Abstract Glucocorticoids (GCs) are a component of highly effective therapy for B cell acute lymphoblastic leukemia (B-ALL), the most common childhood cancer. Although successful in 90% of patients, the prognosis for the remaining 10% is dismal. Because sensitivity to GCs alone predicts outcome well, we hypothesized that enhancing or restoring GC sensitivity can improve outcome. To first determine how GCs kill B-ALL cells, we first measured the transcriptional response of sensitive B-ALL samples to dexamethasone (dex). In addition to apoptotic genes (BIM, BCL2), and metabolic genes (TXNIP) identified in other studies that contribute to cell death, we also found broad regulation of B cell development genes, including key checkpoints (ITGA4, IL7R, and BCL6). This suggested that high levels of GCs push arrested B-ALL cells through development, resulting in cell death. To validate these results, and to identify cellular pathways that modulate GC cytotoxicity, we used a next-generation shRNA screen to knock down every protein-coding gene in the genome. The screen identified 265 genes that significantly modulate GC sensitivity. In addition to validating the importance lymphoid development genes, the screen revealed which cofactors and chromatin modifiers collaborate with GR to orchestrate cell death gene programs.
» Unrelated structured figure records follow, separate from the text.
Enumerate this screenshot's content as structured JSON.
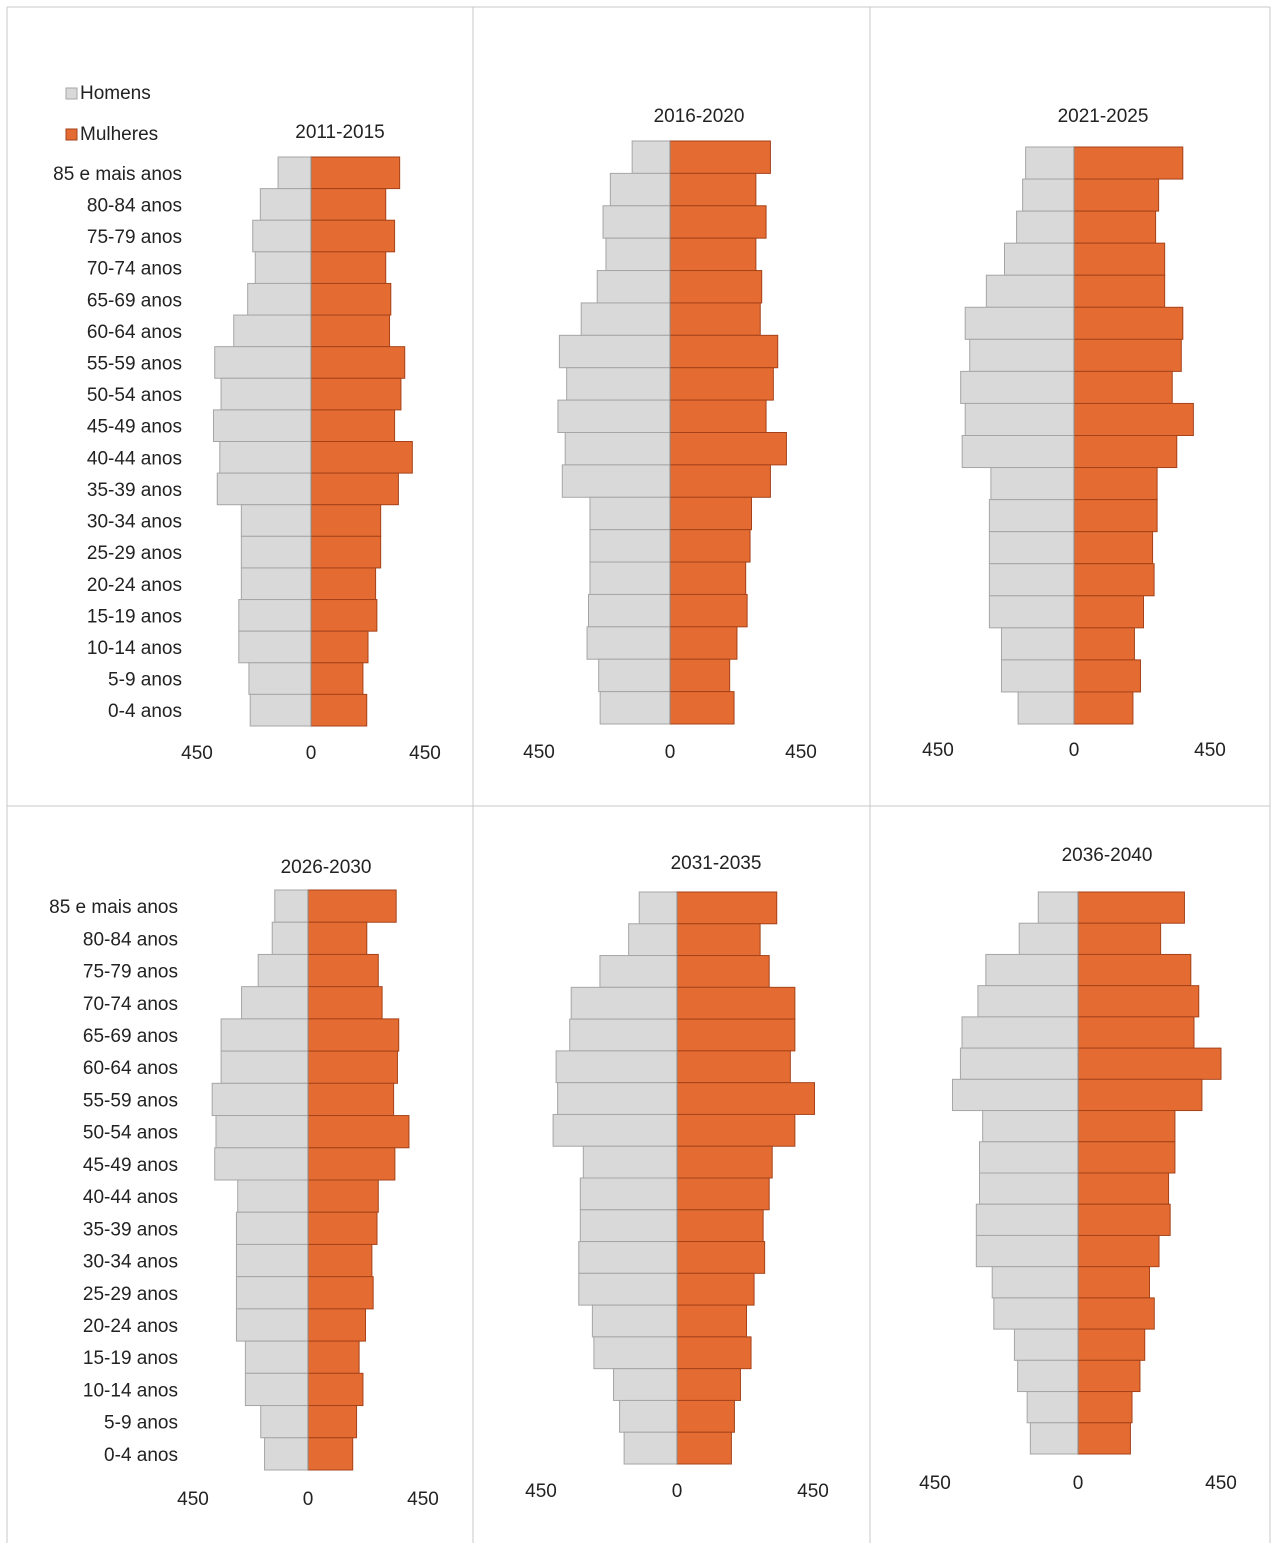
{
  "legend": [
    {
      "label": "Homens",
      "color": "#d9d9d9"
    },
    {
      "label": "Mulheres",
      "color": "#e46c32"
    }
  ],
  "colors": {
    "men_fill": "#d9d9d9",
    "men_stroke": "#a6a6a6",
    "women_fill": "#e46c32",
    "women_stroke": "#a5421a",
    "grid": "#c8c8c8"
  },
  "chart_data": [
    {
      "type": "bar",
      "title": "2011-2015",
      "categories": [
        "85 e mais anos",
        "80-84 anos",
        "75-79 anos",
        "70-74 anos",
        "65-69 anos",
        "60-64 anos",
        "55-59 anos",
        "50-54 anos",
        "45-49 anos",
        "40-44 anos",
        "35-39 anos",
        "30-34 anos",
        "25-29 anos",
        "20-24 anos",
        "15-19 anos",
        "10-14 anos",
        "5-9 anos",
        "0-4 anos"
      ],
      "series": [
        {
          "name": "Homens",
          "values": [
            -130,
            -200,
            -230,
            -220,
            -250,
            -305,
            -380,
            -355,
            -385,
            -360,
            -370,
            -275,
            -275,
            -275,
            -285,
            -285,
            -245,
            -240
          ]
        },
        {
          "name": "Mulheres",
          "values": [
            350,
            295,
            330,
            295,
            315,
            310,
            370,
            355,
            330,
            400,
            345,
            275,
            275,
            255,
            260,
            225,
            205,
            220
          ]
        }
      ],
      "xlim": [
        -450,
        450
      ],
      "x_tick_labels": [
        "450",
        "0",
        "450"
      ]
    },
    {
      "type": "bar",
      "title": "2016-2020",
      "categories": [
        "85 e mais anos",
        "80-84 anos",
        "75-79 anos",
        "70-74 anos",
        "65-69 anos",
        "60-64 anos",
        "55-59 anos",
        "50-54 anos",
        "45-49 anos",
        "40-44 anos",
        "35-39 anos",
        "30-34 anos",
        "25-29 anos",
        "20-24 anos",
        "15-19 anos",
        "10-14 anos",
        "5-9 anos",
        "0-4 anos"
      ],
      "series": [
        {
          "name": "Homens",
          "values": [
            -130,
            -205,
            -230,
            -220,
            -250,
            -305,
            -380,
            -355,
            -385,
            -360,
            -370,
            -275,
            -275,
            -275,
            -280,
            -285,
            -245,
            -240
          ]
        },
        {
          "name": "Mulheres",
          "values": [
            345,
            295,
            330,
            295,
            315,
            310,
            370,
            355,
            330,
            400,
            345,
            280,
            275,
            260,
            265,
            230,
            205,
            220
          ]
        }
      ],
      "xlim": [
        -450,
        450
      ],
      "x_tick_labels": [
        "450",
        "0",
        "450"
      ]
    },
    {
      "type": "bar",
      "title": "2021-2025",
      "categories": [
        "85 e mais anos",
        "80-84 anos",
        "75-79 anos",
        "70-74 anos",
        "65-69 anos",
        "60-64 anos",
        "55-59 anos",
        "50-54 anos",
        "45-49 anos",
        "40-44 anos",
        "35-39 anos",
        "30-34 anos",
        "25-29 anos",
        "20-24 anos",
        "15-19 anos",
        "10-14 anos",
        "5-9 anos",
        "0-4 anos"
      ],
      "series": [
        {
          "name": "Homens",
          "values": [
            -160,
            -170,
            -190,
            -230,
            -290,
            -360,
            -345,
            -375,
            -360,
            -370,
            -275,
            -280,
            -280,
            -280,
            -280,
            -240,
            -240,
            -185
          ]
        },
        {
          "name": "Mulheres",
          "values": [
            360,
            280,
            270,
            300,
            300,
            360,
            355,
            325,
            395,
            340,
            275,
            275,
            260,
            265,
            230,
            200,
            220,
            195
          ]
        }
      ],
      "xlim": [
        -450,
        450
      ],
      "x_tick_labels": [
        "450",
        "0",
        "450"
      ]
    },
    {
      "type": "bar",
      "title": "2026-2030",
      "categories": [
        "85 e mais anos",
        "80-84 anos",
        "75-79 anos",
        "70-74 anos",
        "65-69 anos",
        "60-64 anos",
        "55-59 anos",
        "50-54 anos",
        "45-49 anos",
        "40-44 anos",
        "35-39 anos",
        "30-34 anos",
        "25-29 anos",
        "20-24 anos",
        "15-19 anos",
        "10-14 anos",
        "5-9 anos",
        "0-4 anos"
      ],
      "series": [
        {
          "name": "Homens",
          "values": [
            -130,
            -140,
            -195,
            -260,
            -340,
            -340,
            -375,
            -360,
            -365,
            -275,
            -280,
            -280,
            -280,
            -280,
            -245,
            -245,
            -185,
            -170
          ]
        },
        {
          "name": "Mulheres",
          "values": [
            345,
            230,
            275,
            290,
            355,
            350,
            335,
            395,
            340,
            275,
            270,
            250,
            255,
            225,
            200,
            215,
            190,
            175
          ]
        }
      ],
      "xlim": [
        -450,
        450
      ],
      "x_tick_labels": [
        "450",
        "0",
        "450"
      ]
    },
    {
      "type": "bar",
      "title": "2031-2035",
      "categories": [
        "85 e mais anos",
        "80-84 anos",
        "75-79 anos",
        "70-74 anos",
        "65-69 anos",
        "60-64 anos",
        "55-59 anos",
        "50-54 anos",
        "45-49 anos",
        "40-44 anos",
        "35-39 anos",
        "30-34 anos",
        "25-29 anos",
        "20-24 anos",
        "15-19 anos",
        "10-14 anos",
        "5-9 anos",
        "0-4 anos"
      ],
      "series": [
        {
          "name": "Homens",
          "values": [
            -125,
            -160,
            -255,
            -350,
            -355,
            -400,
            -395,
            -410,
            -310,
            -320,
            -320,
            -325,
            -325,
            -280,
            -275,
            -210,
            -190,
            -175
          ]
        },
        {
          "name": "Mulheres",
          "values": [
            330,
            275,
            305,
            390,
            390,
            375,
            455,
            390,
            315,
            305,
            285,
            290,
            255,
            230,
            245,
            210,
            190,
            180
          ]
        }
      ],
      "xlim": [
        -450,
        450
      ],
      "x_tick_labels": [
        "450",
        "0",
        "450"
      ]
    },
    {
      "type": "bar",
      "title": "2036-2040",
      "categories": [
        "85 e mais anos",
        "80-84 anos",
        "75-79 anos",
        "70-74 anos",
        "65-69 anos",
        "60-64 anos",
        "55-59 anos",
        "50-54 anos",
        "45-49 anos",
        "40-44 anos",
        "35-39 anos",
        "30-34 anos",
        "25-29 anos",
        "20-24 anos",
        "15-19 anos",
        "10-14 anos",
        "5-9 anos",
        "0-4 anos"
      ],
      "series": [
        {
          "name": "Homens",
          "values": [
            -125,
            -185,
            -290,
            -315,
            -365,
            -370,
            -395,
            -300,
            -310,
            -310,
            -320,
            -320,
            -270,
            -265,
            -200,
            -190,
            -160,
            -150
          ]
        },
        {
          "name": "Mulheres",
          "values": [
            335,
            260,
            355,
            380,
            365,
            450,
            390,
            305,
            305,
            285,
            290,
            255,
            225,
            240,
            210,
            195,
            170,
            165
          ]
        }
      ],
      "xlim": [
        -450,
        450
      ],
      "x_tick_labels": [
        "450",
        "0",
        "450"
      ]
    }
  ]
}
Further we were able to map critical signaling pathways with high resolution, including the pro-survival B cell receptor pathway. Inhibition of PI3Kδ at the apex of this pathway potentiated the response of GC-regulated genes to dex, and synnergized with dex to induce cell death in even the most refractory B-ALL tissue. These results indicate a previously unrecognized for GCs in B cell development that can be exploited to improve both the potency and treatment of lymhoid disease. Citation Format: Miles Pufall, Karina Kruth, Sarah K. Tasian. Genome-wide screen reveals a role for glucocorticoids in B cell development that can be exploited to improve treatment of B cell acute lymphoblastic leukemia. [abstract]. In: Proceedings of the 107th Annual Meeting of the American Association for Cancer Research; 2016 Apr 16-20; New Orleans, LA. Philadelphia (PA): AACR; Cancer Res 2016;76(14 Suppl):Abstract nr 2438.